Share Your News With EagleEye!

Done any amazing research you’d like your colleagues to know about? Is your department hosting an interesting upcoming event? Has your office or someone you work with done something great you’d like to share with the UMW community? Let Mary Washington’s EagleEye newsletter help you spread the word across campus. To submit content, go to https://eagleeye.umw.edu/contribute or email eagleeye@umw.edu today!

UMW Receives Grant to Help Students Recovering From Addiction

The University of Mary Washington has received a $50,000 grant for a unique program that helps students in various stages of recovery from alcohol and substance use and addiction.

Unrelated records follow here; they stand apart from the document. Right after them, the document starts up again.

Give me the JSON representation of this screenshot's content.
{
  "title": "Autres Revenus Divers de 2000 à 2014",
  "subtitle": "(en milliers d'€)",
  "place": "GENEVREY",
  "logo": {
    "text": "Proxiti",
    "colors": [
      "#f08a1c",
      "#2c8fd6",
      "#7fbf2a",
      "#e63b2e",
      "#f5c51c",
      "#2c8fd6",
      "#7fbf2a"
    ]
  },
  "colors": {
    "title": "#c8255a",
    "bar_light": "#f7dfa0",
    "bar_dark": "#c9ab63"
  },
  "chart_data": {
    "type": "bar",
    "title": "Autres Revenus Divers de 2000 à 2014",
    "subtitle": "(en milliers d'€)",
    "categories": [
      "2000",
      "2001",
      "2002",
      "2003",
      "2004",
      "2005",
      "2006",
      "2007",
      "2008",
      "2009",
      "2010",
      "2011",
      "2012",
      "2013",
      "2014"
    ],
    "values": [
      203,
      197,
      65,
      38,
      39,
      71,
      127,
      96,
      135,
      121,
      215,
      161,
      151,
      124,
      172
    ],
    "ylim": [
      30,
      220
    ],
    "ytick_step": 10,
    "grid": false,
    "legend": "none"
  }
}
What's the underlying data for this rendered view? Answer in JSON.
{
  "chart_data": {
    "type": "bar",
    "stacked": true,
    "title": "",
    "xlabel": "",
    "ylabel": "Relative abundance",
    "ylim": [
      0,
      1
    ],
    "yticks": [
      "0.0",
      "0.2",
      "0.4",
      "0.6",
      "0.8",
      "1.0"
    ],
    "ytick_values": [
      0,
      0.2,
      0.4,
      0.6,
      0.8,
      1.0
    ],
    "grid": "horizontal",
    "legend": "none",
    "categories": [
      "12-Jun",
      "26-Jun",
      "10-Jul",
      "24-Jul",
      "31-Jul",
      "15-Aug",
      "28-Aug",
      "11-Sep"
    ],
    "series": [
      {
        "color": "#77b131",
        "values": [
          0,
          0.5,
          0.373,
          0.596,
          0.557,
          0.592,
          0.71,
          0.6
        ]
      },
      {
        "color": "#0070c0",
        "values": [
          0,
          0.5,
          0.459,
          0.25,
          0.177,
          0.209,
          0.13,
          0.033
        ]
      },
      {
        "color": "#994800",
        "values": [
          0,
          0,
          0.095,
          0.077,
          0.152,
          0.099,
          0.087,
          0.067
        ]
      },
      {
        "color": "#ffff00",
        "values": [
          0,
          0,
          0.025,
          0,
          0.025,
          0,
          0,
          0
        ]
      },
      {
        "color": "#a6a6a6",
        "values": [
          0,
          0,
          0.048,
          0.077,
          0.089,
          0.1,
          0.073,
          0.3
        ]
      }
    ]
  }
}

The “Expanding Collegiate Recovery in Virginia” grant, awarded this month by the Department of Behavioral Health and Developmental Services (DBHDS), will fund growth for UMW’s Eagles in Recovery program. Though a number of colleges claim substance-free housing, the program puts UMW among only a handful in Virginia – and relatively few across the country – to offer support services for students recovering from substance addiction.

With weekly meetings, support groups and a dedicated safe space called the “clubhouse,” where those in recovery can escape the pressures of college life, Eagles in Recovery has served at least 10 students since its launch in 2017. Funds from the grant will allow administrators to maintain and expand meetings and resources, bring on other facilitators and more, said Associate Director for Residence Life and Housing Hunter Rauscher, who started the program.